Since then, though, we have solved the "questionable reserves" issue in spades. We have the distribution capacity, just not the filling stations. If you were Exxon (XOM) or BP (BP) you would build in the filling stations anticipating the coming surge here. If you were one of these ridiculous automakers, you would quickly put these cars on the drawing board -- right now there are kits to do it, and fleets already use it for buses and taxis in cities -- to meet the anticipated demand.

Of course, the politicians don't even know we have the abundance, hence the frustrating appearance by Chesapeake's Aubrey McClendon on Capitol Hill last week, where most lawmakers were amazed about the newfound abundance, one that doesn't need government subsidies or divisive votes by Democrats and Republicans.

In fact, the only real opponents of this fuel are the chemical companies that fear nat gas price increases, something pretty ridiculous given the abundance and the ability to import the stuff. That's the least of the problems we should worry about.

Wind and nat gas are the ways of the future, with nat gas the important bridge fuel for the next 20 years. We are so much closer to energy independence with cleaner energy than we have any time ever, but nobody cares, except the visionaries, the Noyces of this business: Boone Pickens and Aubrey McClendon.

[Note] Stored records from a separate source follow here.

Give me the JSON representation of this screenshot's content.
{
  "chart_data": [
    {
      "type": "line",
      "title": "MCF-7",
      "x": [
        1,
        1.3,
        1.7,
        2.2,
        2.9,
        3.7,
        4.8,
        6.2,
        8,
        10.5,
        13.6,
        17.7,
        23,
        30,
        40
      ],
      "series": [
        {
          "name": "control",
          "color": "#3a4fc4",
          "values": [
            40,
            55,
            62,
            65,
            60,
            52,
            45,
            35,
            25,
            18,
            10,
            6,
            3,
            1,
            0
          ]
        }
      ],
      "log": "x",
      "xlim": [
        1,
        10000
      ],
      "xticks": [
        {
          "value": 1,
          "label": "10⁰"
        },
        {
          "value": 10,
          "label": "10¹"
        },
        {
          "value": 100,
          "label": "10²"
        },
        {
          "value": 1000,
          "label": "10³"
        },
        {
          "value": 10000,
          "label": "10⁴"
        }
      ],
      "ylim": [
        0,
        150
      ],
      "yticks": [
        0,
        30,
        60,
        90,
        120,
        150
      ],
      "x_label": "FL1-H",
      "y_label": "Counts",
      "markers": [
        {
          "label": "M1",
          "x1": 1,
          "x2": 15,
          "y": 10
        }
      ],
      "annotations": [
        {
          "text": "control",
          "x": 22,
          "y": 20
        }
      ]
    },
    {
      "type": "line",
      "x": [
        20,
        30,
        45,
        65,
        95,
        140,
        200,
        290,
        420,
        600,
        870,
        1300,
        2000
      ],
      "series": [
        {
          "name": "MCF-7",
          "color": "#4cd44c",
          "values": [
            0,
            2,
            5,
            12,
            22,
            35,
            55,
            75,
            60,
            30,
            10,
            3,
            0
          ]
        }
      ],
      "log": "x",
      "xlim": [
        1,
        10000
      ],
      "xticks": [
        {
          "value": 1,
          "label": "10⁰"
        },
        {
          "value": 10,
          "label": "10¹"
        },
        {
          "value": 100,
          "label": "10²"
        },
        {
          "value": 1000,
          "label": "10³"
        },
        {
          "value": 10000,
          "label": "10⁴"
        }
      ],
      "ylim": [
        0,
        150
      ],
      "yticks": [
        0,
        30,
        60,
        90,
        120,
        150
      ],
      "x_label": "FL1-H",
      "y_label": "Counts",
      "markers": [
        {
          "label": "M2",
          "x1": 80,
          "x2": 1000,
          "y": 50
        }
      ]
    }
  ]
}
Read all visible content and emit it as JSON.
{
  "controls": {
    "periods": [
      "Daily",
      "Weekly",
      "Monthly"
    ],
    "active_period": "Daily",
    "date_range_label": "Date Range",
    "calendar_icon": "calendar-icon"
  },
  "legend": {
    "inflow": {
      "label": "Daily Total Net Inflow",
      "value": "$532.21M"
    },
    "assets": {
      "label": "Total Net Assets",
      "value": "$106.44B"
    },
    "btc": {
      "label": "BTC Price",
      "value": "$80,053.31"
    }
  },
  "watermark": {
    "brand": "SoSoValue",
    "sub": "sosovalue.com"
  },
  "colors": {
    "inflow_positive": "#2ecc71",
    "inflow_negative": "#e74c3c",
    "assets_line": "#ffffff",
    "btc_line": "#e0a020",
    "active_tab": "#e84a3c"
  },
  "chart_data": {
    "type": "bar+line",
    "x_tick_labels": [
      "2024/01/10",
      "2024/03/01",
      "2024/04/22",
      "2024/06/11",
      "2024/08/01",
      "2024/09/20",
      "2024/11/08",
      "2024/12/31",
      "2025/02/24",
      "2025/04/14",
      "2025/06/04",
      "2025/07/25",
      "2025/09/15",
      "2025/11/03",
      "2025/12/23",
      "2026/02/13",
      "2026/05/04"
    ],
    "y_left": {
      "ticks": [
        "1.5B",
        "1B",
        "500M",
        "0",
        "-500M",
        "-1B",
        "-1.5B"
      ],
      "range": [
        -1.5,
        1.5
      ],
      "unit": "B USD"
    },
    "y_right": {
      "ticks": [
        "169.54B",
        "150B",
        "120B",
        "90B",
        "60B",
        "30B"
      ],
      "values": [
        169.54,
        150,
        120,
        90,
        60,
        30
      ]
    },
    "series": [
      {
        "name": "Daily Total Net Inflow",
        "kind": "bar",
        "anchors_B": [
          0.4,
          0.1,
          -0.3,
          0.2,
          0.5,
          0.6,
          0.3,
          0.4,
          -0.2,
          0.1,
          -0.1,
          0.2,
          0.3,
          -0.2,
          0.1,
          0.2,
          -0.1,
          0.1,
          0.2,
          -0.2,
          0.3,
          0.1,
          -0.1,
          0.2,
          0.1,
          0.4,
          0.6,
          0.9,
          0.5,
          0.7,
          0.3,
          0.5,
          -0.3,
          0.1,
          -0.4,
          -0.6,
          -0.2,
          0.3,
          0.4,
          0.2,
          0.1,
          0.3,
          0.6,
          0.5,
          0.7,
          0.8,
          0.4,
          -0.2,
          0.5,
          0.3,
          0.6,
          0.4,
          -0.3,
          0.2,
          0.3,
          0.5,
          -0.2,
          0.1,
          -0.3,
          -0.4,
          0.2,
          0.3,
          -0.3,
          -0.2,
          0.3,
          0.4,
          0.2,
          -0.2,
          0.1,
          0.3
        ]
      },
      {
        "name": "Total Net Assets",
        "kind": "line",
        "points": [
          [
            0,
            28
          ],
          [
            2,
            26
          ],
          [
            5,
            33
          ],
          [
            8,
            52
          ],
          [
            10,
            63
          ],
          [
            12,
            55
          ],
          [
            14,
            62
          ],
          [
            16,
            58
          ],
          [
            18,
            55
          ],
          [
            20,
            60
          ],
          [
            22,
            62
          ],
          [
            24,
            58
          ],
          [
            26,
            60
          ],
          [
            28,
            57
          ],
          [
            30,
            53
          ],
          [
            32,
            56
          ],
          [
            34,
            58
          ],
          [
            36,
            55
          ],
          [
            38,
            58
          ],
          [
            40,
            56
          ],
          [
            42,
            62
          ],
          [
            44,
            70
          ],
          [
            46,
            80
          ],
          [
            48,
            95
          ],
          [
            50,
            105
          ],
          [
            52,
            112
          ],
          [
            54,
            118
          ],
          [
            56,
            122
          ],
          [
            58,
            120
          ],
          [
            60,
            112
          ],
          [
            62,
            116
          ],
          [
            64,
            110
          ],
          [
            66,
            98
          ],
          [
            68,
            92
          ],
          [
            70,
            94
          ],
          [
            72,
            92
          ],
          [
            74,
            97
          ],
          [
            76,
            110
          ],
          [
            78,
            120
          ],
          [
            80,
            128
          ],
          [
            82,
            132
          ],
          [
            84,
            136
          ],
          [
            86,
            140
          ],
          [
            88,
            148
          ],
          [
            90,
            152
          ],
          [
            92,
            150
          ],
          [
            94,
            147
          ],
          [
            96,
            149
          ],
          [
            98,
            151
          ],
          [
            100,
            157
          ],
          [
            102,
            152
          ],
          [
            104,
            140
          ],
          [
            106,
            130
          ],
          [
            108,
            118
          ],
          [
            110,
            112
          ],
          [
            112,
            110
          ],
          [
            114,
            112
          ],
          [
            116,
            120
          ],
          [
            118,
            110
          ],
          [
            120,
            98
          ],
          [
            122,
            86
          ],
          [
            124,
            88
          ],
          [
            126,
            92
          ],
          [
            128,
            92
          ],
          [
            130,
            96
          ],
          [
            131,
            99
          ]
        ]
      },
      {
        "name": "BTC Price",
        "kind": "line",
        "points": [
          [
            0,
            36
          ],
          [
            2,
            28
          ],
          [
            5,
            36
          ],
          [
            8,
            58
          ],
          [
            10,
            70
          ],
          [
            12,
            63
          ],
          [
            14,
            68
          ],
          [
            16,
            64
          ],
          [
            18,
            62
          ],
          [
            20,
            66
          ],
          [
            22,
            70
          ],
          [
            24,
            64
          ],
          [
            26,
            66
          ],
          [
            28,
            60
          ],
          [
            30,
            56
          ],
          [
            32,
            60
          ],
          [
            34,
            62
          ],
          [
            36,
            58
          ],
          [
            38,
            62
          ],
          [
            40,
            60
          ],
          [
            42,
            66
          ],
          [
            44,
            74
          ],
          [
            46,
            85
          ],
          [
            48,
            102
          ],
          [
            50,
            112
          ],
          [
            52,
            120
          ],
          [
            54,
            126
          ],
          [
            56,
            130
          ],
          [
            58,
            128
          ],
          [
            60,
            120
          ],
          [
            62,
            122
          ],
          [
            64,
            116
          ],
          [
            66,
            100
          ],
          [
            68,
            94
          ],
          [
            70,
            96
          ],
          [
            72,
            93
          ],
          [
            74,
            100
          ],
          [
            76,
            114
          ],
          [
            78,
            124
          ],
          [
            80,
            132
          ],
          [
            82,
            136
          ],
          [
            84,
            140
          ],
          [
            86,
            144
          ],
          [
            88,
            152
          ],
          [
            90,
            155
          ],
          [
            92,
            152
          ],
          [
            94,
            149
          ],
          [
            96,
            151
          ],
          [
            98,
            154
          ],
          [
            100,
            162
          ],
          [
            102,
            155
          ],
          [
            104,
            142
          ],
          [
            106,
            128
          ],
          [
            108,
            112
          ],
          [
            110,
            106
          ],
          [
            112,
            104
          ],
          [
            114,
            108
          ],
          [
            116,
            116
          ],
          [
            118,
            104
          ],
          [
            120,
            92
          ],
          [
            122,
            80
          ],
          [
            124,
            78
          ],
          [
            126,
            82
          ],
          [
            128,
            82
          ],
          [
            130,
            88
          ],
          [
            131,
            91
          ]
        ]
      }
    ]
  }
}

I think it is only a matter of time before the cynics understand this (and I am not even including the peak power possibilities of thin-filmed base solar energy from First Solar (FSLR) , which is also using an Intel model to drive down the cost of industrial panels).

This future is here. It is investible and here. We can buy the nat gas companies that are drilling like mad -- Devon, Cabot Oil & Gas (hence why they missed the quarter) and Chesapeake -- and the company that makes the rigs that will make more drilling possible: National Oilwell Varco (NOV).

This is the single best theme in the market I know. It is why I stick with natural gas even as they have plummeted severely. I stick with it because I believe that under a new, more intelligent administration, this will all become obvious and the stocks will reflect this long-term thesis. "

At the time of publication, Cramer was long Cabot, National Oilwell Varco, Chesapeake, Quanta and Devon.